Menurut Hendri Satrio, keputusan MK menghapus PT 20 persen membuka kesempatan partai politik untuk bisa mengusung kader terbaik untuk maju sebagai calon presiden dan calon wakil presiden.
“Putusan MK menghapus presidential threshold 20 persen itu bagus, jadi partai politik mana pun bisa mengusulkan kader terbaik untuk maju sebagai calon presiden dan calon wakil presiden,” kata Hendri Satrio dalam keterangannya, Jumat, 3 Januari 2025.
Namun, menurut dia, putusan tersebut tak serta merta membuat masyarakat melihat banyak calon presiden dan calon wakil presiden pada pemilu selanjutnya yang terdekat akan dilaksanakan pada tahun 2029.
Sebab, seorang calon presiden dan calon wakil presiden harus memiliki investasi elektoral yang harus ditabung sejak lama.
“Apakah kita akan memiliki 30 atau 10 calon presiden? Menurut saya tidak. Kenapa? Karena calon presiden itu harus punya investasi elektoral, dan tidak semua tokoh di partai politik memiliki tabungan elektoral itu. Artinya, dia harus cukup dikenal secara popularitas,” ungkapnya.
Di sisi lain, Hendri Satrio mengingatkan, biaya untuk maju Pilpres tidaklah murah sehingga sangat mungkin hanya orang-orang tertentu yang bisa maju sebagai calon presiden atau calon wakil presiden.
“Turun ke masyarakat tidak murah, sehingga sangat mungkin hanya orang-orang yang memang mumpuni saja yang akan mendapat dukungan dari masyarakat untuk menjadi calon presiden,” katanya.
“Jadi, dukungannya bukan hanya tentang dukungan finansial, tetapi dia juga harus memiliki tabungan atau investasi elektoral yang tadi saya katakan,” ujarnya.

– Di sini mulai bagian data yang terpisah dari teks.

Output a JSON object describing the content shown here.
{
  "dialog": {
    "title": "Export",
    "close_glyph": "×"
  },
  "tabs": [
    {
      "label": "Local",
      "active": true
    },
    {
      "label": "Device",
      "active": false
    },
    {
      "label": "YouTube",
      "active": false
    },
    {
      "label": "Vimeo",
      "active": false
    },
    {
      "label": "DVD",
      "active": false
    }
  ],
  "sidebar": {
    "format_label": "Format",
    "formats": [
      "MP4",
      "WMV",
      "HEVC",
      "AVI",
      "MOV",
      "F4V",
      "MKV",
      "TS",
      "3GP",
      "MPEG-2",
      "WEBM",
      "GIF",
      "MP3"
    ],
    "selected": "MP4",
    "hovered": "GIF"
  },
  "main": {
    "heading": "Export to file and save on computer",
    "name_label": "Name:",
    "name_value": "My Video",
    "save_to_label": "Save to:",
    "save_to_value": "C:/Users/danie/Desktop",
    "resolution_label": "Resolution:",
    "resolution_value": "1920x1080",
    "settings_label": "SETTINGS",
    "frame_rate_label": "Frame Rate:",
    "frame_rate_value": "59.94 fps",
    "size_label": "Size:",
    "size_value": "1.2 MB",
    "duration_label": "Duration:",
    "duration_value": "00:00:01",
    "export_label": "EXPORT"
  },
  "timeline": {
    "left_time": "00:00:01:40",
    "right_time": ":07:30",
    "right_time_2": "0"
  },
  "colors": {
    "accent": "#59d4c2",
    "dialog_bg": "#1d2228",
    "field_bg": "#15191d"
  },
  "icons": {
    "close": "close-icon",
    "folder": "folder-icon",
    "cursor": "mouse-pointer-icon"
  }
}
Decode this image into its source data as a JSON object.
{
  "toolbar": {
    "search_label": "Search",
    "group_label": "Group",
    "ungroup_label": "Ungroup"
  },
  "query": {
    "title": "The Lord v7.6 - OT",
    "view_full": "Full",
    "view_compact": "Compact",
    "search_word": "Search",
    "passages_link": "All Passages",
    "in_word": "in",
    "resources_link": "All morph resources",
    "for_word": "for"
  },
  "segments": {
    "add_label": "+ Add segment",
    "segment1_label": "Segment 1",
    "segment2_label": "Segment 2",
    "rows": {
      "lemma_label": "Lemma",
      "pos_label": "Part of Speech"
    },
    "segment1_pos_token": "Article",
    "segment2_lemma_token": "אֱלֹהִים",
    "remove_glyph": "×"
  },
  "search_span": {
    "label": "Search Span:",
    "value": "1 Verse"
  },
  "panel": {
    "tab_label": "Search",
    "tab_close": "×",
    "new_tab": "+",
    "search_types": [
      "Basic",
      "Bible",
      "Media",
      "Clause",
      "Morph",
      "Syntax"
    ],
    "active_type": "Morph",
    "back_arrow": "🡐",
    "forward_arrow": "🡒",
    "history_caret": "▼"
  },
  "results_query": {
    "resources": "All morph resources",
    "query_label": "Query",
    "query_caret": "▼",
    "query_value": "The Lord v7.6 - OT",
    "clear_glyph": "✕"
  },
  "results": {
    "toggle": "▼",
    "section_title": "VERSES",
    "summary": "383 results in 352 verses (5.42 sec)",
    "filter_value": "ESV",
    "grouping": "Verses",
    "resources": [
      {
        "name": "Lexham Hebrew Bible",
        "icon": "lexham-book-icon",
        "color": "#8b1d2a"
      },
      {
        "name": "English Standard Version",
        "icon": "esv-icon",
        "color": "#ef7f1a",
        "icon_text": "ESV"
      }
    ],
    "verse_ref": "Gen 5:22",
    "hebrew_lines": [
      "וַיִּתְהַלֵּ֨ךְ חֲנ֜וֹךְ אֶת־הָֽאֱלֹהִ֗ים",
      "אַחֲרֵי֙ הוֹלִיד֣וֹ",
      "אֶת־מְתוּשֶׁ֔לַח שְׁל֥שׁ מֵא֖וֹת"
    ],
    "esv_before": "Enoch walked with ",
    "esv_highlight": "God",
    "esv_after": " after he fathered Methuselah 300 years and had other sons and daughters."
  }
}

MK memutuskan menghapus persyaratan ambang batas presidential threshold 20 persen kursi di DPR sebagaimana diatur dalam Pasal 222 UU Nomor 7 Tahun 2017 tentang Pemilu.
Hal tersebut disampaikan Ketua MK Suhartoyo dalam pembacaan putusan MK atas perkara 62/PUU-XXII/2024 yang diajukan Enika Maya Oktavia di gedung MK, Jakarta Pusat, Kamis, 2 Januari 2024.
MK juga menyatakan norma Pasal 222 UU Pemilu bertentangan dengan Undang-Undang Dasar Negara Republik Indonesia Tahun 1945 dan tidak mempunyai kekuatan hukum mengikat.